KLM Line is the name given to a group of forwards of the USSR national ice hockey team and the Russian club CSKA in the 1980s. The line was composed of left wing Vladimir Krutov (1960–2012), centre Igor Larionov (born 1960), and right wing Sergei Makarov (born 1958). "KLM" comes from the first letters of the players' last names. (Note: Another group sometimes known by the same acronym is a lineup combination of the Dallas Stars, which particularly stood out in the 2003–04 season, composed of Niko Kapanen, Jere Lehtinen and Brenden Morrow.)

In Russia, the KLM Line is widely considered to be the best offensive lineup ever. In the 1990s, Larionov became part of another notable ice hockey unit, the Russian Five of the Detroit Red Wings.

==Origin==
It was a long tradition in the Soviet Union to discover and promote such ranks over the years. In the 1940s and 1950s, there were Yevgeni Babich, Vsevolod Bobrov and Viktor Shuvalov. In the 1960s, there were Konstantin Loktev, Alexander Almetov and Veniamin Alexandrov; Boris Mayorov, Vyacheslav Starshinov and Yevgeni Mayorov; Vladimir Vikulov, Viktor Polupanov and Anatoli Firsov. In the 1970s, there were Boris Mikhailov, Valeri Kharlamov and Vladimir Petrov, who were then included in the KLM series 'that dominated the Soviet and international scene during the 1980s'.

The Russian national coach Viktor Tikhonov first discovered the talented skater and left-handed shooter Sergei Makarov. Tikhonov then brought him to HC CSKA Moscow.

Vladimir Krutov, a left wing, was discovered by Valeri Kharlamov. Krutov had been educated and trained at CSKA and supported the army club at the time.

Voskresensk-born Igor Larionov, the later center of the series was discovered by Nikolay Epshtein while playing for Khimik Voskresensk.

==Soviet national team==
Each of them won numerous prizes and championships, but they were particularly strong as a team: together with the defenders Viacheslav Fetisov and Alexei Kasatonov they formed the first block for years of the Soviet national team and were instrumental in their victories at that time.

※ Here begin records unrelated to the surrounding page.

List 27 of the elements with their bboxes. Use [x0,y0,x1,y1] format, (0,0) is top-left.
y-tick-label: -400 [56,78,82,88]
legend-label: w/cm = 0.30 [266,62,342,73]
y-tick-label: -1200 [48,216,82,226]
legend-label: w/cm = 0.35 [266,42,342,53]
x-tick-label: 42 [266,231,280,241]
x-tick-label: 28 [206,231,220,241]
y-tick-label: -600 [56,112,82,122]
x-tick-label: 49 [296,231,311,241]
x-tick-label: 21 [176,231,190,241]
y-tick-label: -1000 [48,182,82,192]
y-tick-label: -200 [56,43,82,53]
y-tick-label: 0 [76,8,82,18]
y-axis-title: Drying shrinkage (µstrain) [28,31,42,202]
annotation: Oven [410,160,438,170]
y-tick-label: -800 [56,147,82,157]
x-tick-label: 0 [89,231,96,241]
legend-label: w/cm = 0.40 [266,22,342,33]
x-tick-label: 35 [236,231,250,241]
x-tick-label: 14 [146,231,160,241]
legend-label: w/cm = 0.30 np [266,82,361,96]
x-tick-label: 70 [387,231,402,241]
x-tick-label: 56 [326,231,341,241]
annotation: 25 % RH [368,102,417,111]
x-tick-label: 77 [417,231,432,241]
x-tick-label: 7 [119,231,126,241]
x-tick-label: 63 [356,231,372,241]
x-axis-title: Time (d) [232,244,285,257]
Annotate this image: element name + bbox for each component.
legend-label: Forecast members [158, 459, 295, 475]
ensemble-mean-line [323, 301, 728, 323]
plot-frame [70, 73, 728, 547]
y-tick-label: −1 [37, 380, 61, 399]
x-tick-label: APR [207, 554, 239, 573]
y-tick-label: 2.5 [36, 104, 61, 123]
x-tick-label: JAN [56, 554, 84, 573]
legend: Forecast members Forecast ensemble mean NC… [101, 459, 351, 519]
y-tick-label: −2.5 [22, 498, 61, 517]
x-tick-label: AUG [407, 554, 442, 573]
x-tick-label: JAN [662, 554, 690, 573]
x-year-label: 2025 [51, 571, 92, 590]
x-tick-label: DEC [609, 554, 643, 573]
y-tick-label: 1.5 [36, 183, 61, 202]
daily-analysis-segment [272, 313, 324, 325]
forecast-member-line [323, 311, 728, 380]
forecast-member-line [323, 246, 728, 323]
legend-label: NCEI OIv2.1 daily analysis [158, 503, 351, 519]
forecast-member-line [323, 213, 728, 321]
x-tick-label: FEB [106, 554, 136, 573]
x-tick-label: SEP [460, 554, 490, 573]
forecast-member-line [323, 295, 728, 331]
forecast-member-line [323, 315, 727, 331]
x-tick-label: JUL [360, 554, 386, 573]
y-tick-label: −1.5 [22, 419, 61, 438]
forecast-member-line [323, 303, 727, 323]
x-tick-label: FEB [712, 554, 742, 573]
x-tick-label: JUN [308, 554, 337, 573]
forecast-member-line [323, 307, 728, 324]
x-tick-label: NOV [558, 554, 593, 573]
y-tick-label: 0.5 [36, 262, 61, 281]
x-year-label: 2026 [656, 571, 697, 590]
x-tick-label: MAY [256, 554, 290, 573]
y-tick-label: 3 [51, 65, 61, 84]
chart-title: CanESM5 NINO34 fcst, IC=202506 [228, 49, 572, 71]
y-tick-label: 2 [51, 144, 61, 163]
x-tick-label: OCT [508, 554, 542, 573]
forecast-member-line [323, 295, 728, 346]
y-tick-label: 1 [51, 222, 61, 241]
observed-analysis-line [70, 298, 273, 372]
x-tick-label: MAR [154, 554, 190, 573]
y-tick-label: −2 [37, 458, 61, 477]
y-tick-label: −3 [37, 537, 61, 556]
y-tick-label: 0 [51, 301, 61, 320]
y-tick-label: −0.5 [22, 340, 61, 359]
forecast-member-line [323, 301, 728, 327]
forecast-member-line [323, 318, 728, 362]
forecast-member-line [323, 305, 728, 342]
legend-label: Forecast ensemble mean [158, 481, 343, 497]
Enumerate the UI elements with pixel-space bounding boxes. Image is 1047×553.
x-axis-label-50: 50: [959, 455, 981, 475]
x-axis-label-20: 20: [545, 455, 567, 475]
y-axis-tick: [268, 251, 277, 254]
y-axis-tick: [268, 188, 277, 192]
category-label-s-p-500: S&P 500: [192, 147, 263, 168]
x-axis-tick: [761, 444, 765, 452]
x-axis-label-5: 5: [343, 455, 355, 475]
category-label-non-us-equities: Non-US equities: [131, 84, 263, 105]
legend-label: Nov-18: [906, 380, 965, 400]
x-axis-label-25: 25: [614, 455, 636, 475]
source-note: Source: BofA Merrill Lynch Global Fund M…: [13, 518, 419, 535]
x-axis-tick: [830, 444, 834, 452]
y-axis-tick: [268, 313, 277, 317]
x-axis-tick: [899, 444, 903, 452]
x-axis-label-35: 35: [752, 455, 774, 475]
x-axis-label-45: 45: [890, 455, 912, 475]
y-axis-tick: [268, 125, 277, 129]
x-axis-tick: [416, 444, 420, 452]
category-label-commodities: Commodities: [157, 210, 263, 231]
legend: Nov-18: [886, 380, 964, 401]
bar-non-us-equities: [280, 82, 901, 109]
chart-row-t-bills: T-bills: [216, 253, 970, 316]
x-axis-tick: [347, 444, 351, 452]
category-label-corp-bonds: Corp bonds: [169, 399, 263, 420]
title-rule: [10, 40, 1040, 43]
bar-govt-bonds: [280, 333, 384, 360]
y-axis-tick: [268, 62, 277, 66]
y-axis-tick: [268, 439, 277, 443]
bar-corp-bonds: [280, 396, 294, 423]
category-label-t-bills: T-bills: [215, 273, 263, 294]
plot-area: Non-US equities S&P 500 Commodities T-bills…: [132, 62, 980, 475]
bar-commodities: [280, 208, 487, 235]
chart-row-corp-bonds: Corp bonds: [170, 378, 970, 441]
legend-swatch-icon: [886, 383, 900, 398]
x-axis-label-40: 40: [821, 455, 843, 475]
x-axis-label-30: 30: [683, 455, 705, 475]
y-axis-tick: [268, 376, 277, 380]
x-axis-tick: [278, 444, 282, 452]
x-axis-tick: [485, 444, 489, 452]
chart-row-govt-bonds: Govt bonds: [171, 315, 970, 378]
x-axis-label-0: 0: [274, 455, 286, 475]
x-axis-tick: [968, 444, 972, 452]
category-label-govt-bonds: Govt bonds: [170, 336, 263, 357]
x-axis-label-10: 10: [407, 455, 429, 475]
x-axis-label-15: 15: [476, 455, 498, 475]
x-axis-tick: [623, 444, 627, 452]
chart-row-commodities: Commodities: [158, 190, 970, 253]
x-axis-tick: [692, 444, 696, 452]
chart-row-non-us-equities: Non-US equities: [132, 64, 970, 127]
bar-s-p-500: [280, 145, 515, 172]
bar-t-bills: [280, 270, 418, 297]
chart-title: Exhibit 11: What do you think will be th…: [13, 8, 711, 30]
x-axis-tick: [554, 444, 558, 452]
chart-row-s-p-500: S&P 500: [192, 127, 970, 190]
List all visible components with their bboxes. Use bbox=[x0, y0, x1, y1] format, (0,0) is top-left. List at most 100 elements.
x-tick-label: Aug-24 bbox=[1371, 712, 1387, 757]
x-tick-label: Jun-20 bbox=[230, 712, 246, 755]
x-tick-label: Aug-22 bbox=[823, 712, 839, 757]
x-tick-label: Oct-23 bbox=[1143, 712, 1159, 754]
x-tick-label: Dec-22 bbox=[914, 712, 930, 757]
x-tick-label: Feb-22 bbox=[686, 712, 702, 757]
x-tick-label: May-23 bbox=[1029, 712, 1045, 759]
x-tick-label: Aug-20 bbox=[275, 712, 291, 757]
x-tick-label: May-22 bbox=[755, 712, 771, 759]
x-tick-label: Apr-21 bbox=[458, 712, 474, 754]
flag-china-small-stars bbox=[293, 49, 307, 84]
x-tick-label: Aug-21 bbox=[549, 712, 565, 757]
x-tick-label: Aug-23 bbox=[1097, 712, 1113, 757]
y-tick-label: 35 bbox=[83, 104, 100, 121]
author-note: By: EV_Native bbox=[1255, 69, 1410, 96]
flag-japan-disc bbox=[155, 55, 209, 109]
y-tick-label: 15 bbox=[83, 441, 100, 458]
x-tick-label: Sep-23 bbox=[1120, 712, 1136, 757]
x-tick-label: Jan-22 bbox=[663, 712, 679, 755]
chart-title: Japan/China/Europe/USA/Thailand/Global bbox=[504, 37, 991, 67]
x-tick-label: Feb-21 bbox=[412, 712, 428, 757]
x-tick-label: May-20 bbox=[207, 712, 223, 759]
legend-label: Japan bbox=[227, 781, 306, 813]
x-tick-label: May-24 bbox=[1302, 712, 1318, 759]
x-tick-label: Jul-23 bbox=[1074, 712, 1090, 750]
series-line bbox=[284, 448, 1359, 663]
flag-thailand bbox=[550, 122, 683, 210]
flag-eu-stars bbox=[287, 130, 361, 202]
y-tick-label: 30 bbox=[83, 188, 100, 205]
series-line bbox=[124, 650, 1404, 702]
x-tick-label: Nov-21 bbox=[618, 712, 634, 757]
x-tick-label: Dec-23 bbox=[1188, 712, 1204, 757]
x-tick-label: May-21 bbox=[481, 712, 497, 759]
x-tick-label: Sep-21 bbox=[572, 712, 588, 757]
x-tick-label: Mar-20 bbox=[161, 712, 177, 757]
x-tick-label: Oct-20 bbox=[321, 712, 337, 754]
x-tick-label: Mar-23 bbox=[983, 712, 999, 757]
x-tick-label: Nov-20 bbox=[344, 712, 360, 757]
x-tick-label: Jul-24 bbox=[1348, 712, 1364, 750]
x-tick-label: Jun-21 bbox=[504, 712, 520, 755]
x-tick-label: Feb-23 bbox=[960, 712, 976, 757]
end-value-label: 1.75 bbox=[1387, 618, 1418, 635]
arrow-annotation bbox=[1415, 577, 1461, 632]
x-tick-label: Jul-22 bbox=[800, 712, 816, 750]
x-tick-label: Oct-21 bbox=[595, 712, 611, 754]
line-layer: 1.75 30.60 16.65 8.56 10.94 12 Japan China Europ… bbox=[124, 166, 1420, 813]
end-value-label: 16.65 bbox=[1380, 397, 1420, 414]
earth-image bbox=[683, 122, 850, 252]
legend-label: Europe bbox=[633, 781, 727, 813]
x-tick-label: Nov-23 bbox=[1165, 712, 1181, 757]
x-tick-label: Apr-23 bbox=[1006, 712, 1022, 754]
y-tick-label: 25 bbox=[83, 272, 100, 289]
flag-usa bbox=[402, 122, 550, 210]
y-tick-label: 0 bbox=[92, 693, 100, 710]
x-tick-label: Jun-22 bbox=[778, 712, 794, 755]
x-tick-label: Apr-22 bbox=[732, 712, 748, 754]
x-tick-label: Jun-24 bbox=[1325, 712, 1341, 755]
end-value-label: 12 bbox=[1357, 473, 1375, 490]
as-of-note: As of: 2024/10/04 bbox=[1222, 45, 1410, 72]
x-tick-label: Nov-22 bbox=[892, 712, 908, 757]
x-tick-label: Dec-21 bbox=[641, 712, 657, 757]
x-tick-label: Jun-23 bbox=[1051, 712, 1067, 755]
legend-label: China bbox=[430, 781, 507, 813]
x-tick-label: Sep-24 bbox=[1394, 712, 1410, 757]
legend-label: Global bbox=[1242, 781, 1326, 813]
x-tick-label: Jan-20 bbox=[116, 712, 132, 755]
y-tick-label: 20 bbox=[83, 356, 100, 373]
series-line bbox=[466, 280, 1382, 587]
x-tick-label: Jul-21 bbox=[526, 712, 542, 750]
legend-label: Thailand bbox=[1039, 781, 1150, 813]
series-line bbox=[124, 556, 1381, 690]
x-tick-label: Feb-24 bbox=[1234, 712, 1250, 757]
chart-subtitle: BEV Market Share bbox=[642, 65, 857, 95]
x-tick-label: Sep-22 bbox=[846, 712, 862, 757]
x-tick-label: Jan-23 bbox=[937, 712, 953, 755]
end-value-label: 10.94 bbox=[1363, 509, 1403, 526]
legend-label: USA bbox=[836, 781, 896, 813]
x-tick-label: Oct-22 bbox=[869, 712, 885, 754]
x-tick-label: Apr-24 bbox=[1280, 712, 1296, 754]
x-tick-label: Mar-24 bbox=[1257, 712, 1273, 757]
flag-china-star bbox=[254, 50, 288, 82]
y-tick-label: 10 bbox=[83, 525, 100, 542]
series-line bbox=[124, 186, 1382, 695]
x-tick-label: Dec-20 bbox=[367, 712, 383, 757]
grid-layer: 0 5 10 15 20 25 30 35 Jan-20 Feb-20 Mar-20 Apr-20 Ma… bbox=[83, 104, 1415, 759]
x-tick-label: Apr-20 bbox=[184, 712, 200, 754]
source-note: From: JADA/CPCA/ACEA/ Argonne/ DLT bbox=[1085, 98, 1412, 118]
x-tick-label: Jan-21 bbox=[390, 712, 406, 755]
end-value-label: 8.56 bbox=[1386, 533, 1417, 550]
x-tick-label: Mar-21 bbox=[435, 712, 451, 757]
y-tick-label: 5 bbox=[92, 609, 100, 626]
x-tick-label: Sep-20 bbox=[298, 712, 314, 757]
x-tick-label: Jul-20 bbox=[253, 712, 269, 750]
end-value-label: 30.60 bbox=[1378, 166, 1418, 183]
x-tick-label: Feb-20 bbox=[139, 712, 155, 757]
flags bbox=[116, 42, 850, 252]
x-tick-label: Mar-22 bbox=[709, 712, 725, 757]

When these three players entered the ice hockey scene during the 1981 Canada Cup, they were 21 (Krutov and Larionov) and 23 (Makarov) years old, but they were already stars. They scored 22 points (11 + 11) in seven games during the tournament and were the unit of measurement within the Soviet group. So they also won the final against Canada with 8–1. They also beat the best of the NHL in the 1979 Challenge Cup by winning the final, decisive game 6–0.

In the 1984 Canada Cup, the KLM series collected another 18 points (10 + 8) in six games. However, they lost the semifinals to Canada 2–3 in overtime.

In 1987, played the KLM series again at the Canada Cup and fought a duel with the storm series for Goulet - Gretzky - Lemieux from the Canadian national team. The KLM series scored 32 points (15 + 17) in reaching nine games.

In the late 1980s, Tikhonov began preparing to replace the KLM series with a new trio: Mogilny - Fedorov - Bure, which, however, did not last long due to the departure of all three hockey players in the NHL.